Tarife Arbeitgeber machen erstes Angebot zu Metall-Tarifen

Bei den Tarifverhandlungen für die Metall- und Elektroindustrie im Tarifgebiet Mitte haben die Arbeitgeber ein erstes Angebot abgegeben. Die rund 400 000 Beschäftigten sollen danach eine Einmalzahlung von 200 Euro und ab April eine Tariferhöhung um 2,0 Prozent erhalten, teilte der Arbeitgeberverband nach der Verhandlung am Mittwoch in Darmstadt mit.

Darmstadt. Als Laufzeit wurden 15 Monate vorgeschlagen.

Den Forderungen der IG Metall nach zeitweiser Absenkung der Wochenarbeitszeit auf 28 Stunden und einem gleichzeitigem Lohnausgleich für einige Beschäftigtengruppen erteilte der Gesamtmetall-Präsident Rainer Dulger erneut eine Absage. "Wir sprechen über jede Form der Flexibilisierung, aber mehr Geld für Nichtstun machen wir nicht mit."

Die Vorschläge der IG Metall verschärften den Fachkräftemangel, erklärte Dulger. "Sie gehen auch an den Bedürfnissen der Beschäftigten vorbei. Umfragen zufolge sind 70 Prozent zufrieden mit ihrer Arbeitszeit und 25 Prozent wollen sogar mehr arbeiten."

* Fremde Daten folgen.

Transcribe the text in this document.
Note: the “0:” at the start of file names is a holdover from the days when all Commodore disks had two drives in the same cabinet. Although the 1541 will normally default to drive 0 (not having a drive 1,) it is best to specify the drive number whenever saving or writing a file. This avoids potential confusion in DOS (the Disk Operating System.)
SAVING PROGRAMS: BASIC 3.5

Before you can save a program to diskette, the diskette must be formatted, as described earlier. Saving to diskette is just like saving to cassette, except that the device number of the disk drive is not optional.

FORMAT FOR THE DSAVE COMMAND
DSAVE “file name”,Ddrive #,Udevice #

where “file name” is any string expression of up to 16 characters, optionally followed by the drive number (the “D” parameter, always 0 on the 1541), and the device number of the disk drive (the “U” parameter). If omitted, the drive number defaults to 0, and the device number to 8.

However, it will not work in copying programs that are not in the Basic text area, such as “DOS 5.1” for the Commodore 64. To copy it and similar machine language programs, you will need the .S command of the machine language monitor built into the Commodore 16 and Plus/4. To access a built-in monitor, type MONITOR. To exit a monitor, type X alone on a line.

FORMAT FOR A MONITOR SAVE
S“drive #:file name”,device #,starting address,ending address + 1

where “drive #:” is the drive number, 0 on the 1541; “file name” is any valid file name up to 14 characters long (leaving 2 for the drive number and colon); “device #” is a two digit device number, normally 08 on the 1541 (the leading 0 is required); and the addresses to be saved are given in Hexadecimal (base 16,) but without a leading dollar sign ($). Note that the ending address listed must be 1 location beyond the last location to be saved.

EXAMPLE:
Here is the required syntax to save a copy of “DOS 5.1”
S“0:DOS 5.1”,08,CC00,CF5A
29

Mitte-Verhandlungsführer Thomas Brunn sprach sich dafür aus, dass die Arbeitszeit im beiderseitigen Einvernehmen auch bedarfsorientiert und bezahlt erhöht werden könne. "Was aber gar nicht geht, sind ungerechte, diskriminierende und rechtswidrige Teilentgeltausgleiche für reduzierte Arbeitszeit."

Das Angebot wurde am Mittwoch zum Auftakt der zweiten Verhandlungsrunde in Bayern, Niedersachsen, Hessen, Rheinland-Pfalz und Saarland vorgelegt. Eine Einigung konnte nicht erzielt werden. Die IG Metall hat neben Arbeitszeitverkürzungen 6 Prozent mehr Geld gefordert.